I started a poll over at HBT and got nothing but sarcasm. How do you drink your pee, carbonated or still? Please vote in the poll and post what you chose and what specific gravity you back sweeten to. Also, if you carbonate please let us know the volumes of CO2 that you prefer. Hopefully this can be a database of opinions that future pee makers can use.


----------



## Julie (Jan 27, 2012)

I voted for carbonated because we took one to camp over Memorial weekend last year and the crew drank it all in 2 days.

But I do like it non-carb over crushed ice with a slice of lemon as much as carbonated.


----------



## clifton (Jan 27, 2012)

Thanks for voting Julie. Do you sweeten a little more when it is carbonated? What SG do you usually sweeten to?


----------



## Arne (Jan 27, 2012)

Never had it carbonated, but I definately like it. I would bet it would be great with carbonation too. Arne.


----------



## toddrod (Jan 27, 2012)

I am getting ready to carb up 5gal in one of my beer kegs.


----------



## Julie (Jan 27, 2012)

clifton said:


> Thanks for voting Julie. Do you sweeten a little more when it is carbonated? What SG do you usually sweeten to?



I sweeten to 1.010, that seems to work carbonated or bottled.


----------



## timber (Jan 27, 2012)

I'd prefer mine run through a "Still" actually ... 

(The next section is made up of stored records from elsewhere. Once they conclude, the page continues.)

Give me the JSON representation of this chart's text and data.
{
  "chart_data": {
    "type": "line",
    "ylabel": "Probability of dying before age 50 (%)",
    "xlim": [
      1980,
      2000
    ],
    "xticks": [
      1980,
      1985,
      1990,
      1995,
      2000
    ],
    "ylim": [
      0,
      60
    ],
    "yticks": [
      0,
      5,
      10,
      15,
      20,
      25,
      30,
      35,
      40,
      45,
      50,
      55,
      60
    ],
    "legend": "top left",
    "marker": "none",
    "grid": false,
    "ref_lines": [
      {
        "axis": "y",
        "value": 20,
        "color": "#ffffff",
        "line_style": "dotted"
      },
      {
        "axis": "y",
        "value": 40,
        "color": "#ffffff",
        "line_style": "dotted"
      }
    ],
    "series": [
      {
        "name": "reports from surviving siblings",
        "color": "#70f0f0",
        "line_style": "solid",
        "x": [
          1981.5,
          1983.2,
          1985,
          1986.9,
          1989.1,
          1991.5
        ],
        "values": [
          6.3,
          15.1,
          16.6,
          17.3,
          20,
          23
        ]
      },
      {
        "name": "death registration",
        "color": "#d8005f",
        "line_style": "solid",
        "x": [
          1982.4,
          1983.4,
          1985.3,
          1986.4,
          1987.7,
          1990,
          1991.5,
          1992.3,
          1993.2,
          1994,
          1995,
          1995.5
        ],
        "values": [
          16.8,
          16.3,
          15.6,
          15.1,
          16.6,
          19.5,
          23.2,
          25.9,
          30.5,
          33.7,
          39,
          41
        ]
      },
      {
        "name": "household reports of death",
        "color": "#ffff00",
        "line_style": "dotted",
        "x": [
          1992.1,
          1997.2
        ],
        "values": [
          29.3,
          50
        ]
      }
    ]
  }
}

Sorry, couldn't help myself ::
(We all know that this would not be legal - and is only in jest).
Since I've never tried SP I'm not much help but would imagine non-carbed, high ABV and very cold would be my preference.


----------



## WineYooper (Jan 28, 2012)

I have only drank mine still but gave some to a friend and he has carbonated it and says it is excellent. I just finished racking 5 gals before getting on this site and it is at 1.010 using 3 cans of frozen concentrate and 1 qt. of old orchard. It's now at 1.01.


----------



## Runningwolf (Jan 28, 2012)

I prefer it carbed in my corny keg, well chilled. I like a 1.01 sg at about 10%abv. It's nice to enjoy a tall glass of it without getting wasted too fast on a hot summer day.


----------



## clifton (Jan 28, 2012)

Yooper,
Old orchard apple juice? 3 cans frozen lemonade concentrate? Good to see some familiar HBT names over here.


----------



## WineYooper (Jan 31, 2012)

Help me out, what is HBT? I used 3 cans of frozen Cran/Raspberry to backsweeten and Old Orchard Raspberry juice to try and top up. Should have used Old Orchard Cranberry. 
Edit; did a little search and found out about Home Brew Talk.


----------



## clifton (Feb 1, 2012)

Sorry, I assumed you were the same Yooper from over there.


----------